Imagine pagar o equivalente a um almoço de fim de semana e levar para casa um PC completo, supostamente condenado ao lixo. Foi exatamente o que aconteceu com o entusiasta conhecido no Reddit como Sulya_be. Ele desembolsou apenas 200 € (cerca de R$ 1.070) por um desktop cujo processador AMD Ryzen 5 5600X apresentava dezenas de pinos tortos. Vinte minutos depois, uma agulha de costura, um estilete e muita paciência transformaram a sucata em um sistema plenamente funcional.
O deslize que gerou a pechincha
No soquete AM4, usado por toda a linha Ryzen 1000 – 5000, os pinos ficam na própria CPU — é o chamado Pin Grid Array (PGA). Basta um leve desalinhamento na hora de fechar a trava para que vários desses delicados contatos se dobrem. Foi o que levou o antigo dono a anunciar o computador por um preço simbólico.
Cirurgia de precisão caseira
A técnica de recuperação é simples na teoria, mas exige mão firme:
- Agulha de costura: usada para erguer cuidadosamente cada pino, um a um, devolvendo-os à posição vertical.
- Estilete: com a lâmina apoiada entre as fileiras, o usuário alinhou os pinos já retos, tomando a grade intacta como guia.
- Teste final: após 20 minutos, o 5600X deslizou sem resistência no soquete de uma placa-mãe B550M; bastou apertar Power para o logotipo da BIOS aparecer.
Por que ainda vale a pena salvar um Ryzen 5 5600X?
Mesmo lançado em 2020, o 5600X continua competitivo. Emparelhado com uma placa de vídeo média, ele mantém 120 fps+ em Full HD em títulos populares como Valorant, Fortnite e CS2, além de ser compatível com memórias DDR4 mais baratas. Ao pagar menos de 250 € num combo CPU+PC, Sulya_be economizou cerca de 60 % face a um kit novo baseado, por exemplo, no Core i5-12400F.
PGA vs. LGA: entenda o risco (ou a falta dele)

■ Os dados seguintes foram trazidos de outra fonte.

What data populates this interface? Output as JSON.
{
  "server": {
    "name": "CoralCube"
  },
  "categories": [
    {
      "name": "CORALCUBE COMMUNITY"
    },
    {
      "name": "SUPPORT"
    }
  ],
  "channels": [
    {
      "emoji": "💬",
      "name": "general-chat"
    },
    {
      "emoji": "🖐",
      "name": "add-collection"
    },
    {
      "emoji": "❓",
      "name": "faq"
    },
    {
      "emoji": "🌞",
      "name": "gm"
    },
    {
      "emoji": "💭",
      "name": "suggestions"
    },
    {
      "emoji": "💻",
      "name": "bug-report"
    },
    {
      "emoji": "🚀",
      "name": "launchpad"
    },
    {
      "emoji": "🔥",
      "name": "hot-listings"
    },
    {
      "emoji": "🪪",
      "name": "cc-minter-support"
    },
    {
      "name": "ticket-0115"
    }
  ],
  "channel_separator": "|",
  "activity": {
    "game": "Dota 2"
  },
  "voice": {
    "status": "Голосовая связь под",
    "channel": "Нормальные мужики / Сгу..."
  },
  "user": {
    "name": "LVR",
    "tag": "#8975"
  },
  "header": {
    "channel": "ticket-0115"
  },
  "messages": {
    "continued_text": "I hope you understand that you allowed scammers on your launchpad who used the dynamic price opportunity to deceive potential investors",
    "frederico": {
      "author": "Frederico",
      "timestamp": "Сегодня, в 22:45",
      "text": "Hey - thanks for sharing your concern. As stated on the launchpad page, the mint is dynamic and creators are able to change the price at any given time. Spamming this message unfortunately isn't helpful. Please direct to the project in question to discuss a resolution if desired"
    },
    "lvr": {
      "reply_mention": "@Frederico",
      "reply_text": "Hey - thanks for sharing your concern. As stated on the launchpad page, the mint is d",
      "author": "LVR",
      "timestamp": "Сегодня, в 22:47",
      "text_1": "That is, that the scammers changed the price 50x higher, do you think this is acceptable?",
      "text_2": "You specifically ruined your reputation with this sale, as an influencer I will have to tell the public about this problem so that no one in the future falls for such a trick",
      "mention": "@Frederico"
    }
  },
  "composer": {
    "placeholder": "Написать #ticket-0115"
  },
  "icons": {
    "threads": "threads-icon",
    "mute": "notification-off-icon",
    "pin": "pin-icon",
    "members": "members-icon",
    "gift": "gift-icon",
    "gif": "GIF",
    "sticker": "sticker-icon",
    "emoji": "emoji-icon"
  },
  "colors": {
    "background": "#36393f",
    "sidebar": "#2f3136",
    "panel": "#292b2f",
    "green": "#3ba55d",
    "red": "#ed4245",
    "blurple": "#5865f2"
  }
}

A Intel aposentou os pinos na CPU em desktops há mais de uma década; no soquete LGA, os contatos ficam na placa-mãe. A AMD seguiu o mesmo caminho no AM5 (Ryzen 7000 em diante), mas a enorme base instalada de AM4 — mais de 100 milhões de unidades segundo analistas — mantém o tema “pinos tortos” vivo no dia a dia de quem faz upgrade com peças usadas.
Vale tentar em casa?
Recuperar pinos não anula a garantia de um CPU fora de linha e pode evitar o descarte de hardware perfeitamente bom. Entretanto:
Imagem: William R
- Ferramentas adequadas: lupa, iluminação forte e ponta metálica fina são imprescindíveis.
- Calma e alinhamento: force o pino apenas na direção em que ele cede; movimentos laterais quebram facilmente o metal.
- Teste antes de tudo: nunca aplique pasta térmica até ter certeza de que o chip encaixou sem atrito.
Se você pretende montar um PC econômico para jogos ou tarefas de escritório, vale ficar de olho em anúncios de CPUs com leve dano físico. Muitas vezes, o conserto custa apenas alguns minutos, e o dinheiro poupado pode ser reinvestido em uma placa de vídeo mais robusta, um SSD NVMe ou até um bom mouse gamer.
No caso de Sulya_be, o final feliz ainda inclui um upgrade de GPU antes de presentear o afilhado com a máquina restaurada — um lembrete de que, na era do descarte rápido, conhecimento técnico e paciência podem ser tão valiosos quanto o hardware em si.